The major new study findings could be key in the search for alien life on the planet, the researchers note, given life as we know it requires liquid water to survive, reports The Independent.
They will also be key to “planetary protection” work that ensures that humanity doesn’t contaminate other planets with life from Earth during missions to explore them.
The researchers call for future work to better examine Mars, its chemistry – and whether there might be any traces of what they call “astrobiological activity”, or alien life.
The discovery was made using MARSIS, or the Mars Advanced Radar for Subsurface and Ionosphere Sounding, which is onboard the Mars Express spacecraft sent by the European Space Agency to orbit around Mars.
The instrument sends radar pulses that can penetrate the surface and ice caps of Mars.
They can then be measured as they bounce back towards the spacecraft, allowing researchers to delve into the planet without actually touching it.
In the new study, researchers led by Elena Pettinelli from Roma Tre University used techniques borrowed from Earth satellites to study the lakes beneath Antarctic glaciers.
By doing so, they were able to analyse data from MARSIS that examined a huge array around the body they had found on Mars. That allowed them to confirm that it was liquid.
They were also able to find a number of other patches, separated from the main body by dry areas, which together appear to make up a patchwork of various salty lakes.
“Not only did we confirm the position, extent and strength of the reflector from our 2018 study” said Professor Pettinelli, “but we found three new bright areas.”

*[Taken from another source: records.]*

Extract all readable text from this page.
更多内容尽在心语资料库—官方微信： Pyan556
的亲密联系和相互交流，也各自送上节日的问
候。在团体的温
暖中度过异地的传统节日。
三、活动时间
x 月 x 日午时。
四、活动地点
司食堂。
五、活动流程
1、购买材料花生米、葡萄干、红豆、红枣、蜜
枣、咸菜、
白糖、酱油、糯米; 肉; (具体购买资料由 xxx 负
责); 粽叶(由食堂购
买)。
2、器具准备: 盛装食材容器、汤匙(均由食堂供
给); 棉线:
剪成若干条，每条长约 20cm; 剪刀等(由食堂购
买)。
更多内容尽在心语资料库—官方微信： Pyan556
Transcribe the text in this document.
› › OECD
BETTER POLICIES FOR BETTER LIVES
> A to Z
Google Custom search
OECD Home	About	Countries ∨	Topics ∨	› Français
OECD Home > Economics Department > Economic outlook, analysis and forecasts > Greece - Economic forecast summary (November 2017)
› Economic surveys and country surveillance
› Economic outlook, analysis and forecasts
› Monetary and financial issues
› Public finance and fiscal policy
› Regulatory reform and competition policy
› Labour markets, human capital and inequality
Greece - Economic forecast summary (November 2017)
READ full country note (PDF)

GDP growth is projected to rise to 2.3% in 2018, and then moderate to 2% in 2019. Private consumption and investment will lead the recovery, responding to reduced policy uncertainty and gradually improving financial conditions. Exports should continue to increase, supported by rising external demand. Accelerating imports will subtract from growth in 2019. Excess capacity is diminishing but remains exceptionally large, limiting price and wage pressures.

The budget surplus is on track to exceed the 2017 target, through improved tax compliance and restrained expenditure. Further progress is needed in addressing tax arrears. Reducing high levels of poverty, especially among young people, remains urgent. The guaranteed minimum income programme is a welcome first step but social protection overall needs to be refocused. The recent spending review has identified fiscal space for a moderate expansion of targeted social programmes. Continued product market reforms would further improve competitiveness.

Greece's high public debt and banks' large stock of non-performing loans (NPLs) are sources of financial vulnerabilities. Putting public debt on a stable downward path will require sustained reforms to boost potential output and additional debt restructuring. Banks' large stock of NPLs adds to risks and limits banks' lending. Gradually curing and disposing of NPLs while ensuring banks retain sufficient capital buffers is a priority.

“The main lake is surrounded by smaller bodies of liquid water, but because of the technical characteristics of the radar, and of its distance from the Martian surface, we cannot conclusively determine whether they are interconnected," she said in a statement.
The data appears to indicate that the bodies are “hypersaline solutions” –a brine in which high concentrations of salt are dissolved in water – which is perhaps the reason they are able to stay liquid despite the very cold conditions of Mars’s south pole.
The fact that there is a whole set of lakes suggests that they have probably formed relatively easily, and that versions of them may therefore have been present throughout the history of the planet. If that was the case, then they could have served as home for alien life that flourished when Mars was more easily habitable – and those lakes that are left behind could be a shelter for whatever life is still around.
“While the existence of a single subglacial lake could be attributed to exceptional conditions such as the presence of a volcano under the ice sheet, the discovery of an entire system of lakes implies that their formation process is relatively simple and common, and that these lakes have probably existed for much of Mars' history,” said Roberto Orosei, principal investigator of the MARSIS experiment.
“For this reason, they could still retain traces of any life forms that could have evolved when Mars had a dense atmosphere, a milder climate and the presence of liquid water on the surface, similar to the early Earth."
The study, 'Multiple subglacial water bodies below the south pole of Mars unveiled by new MARSIS data’, is published in Nature Astronomy.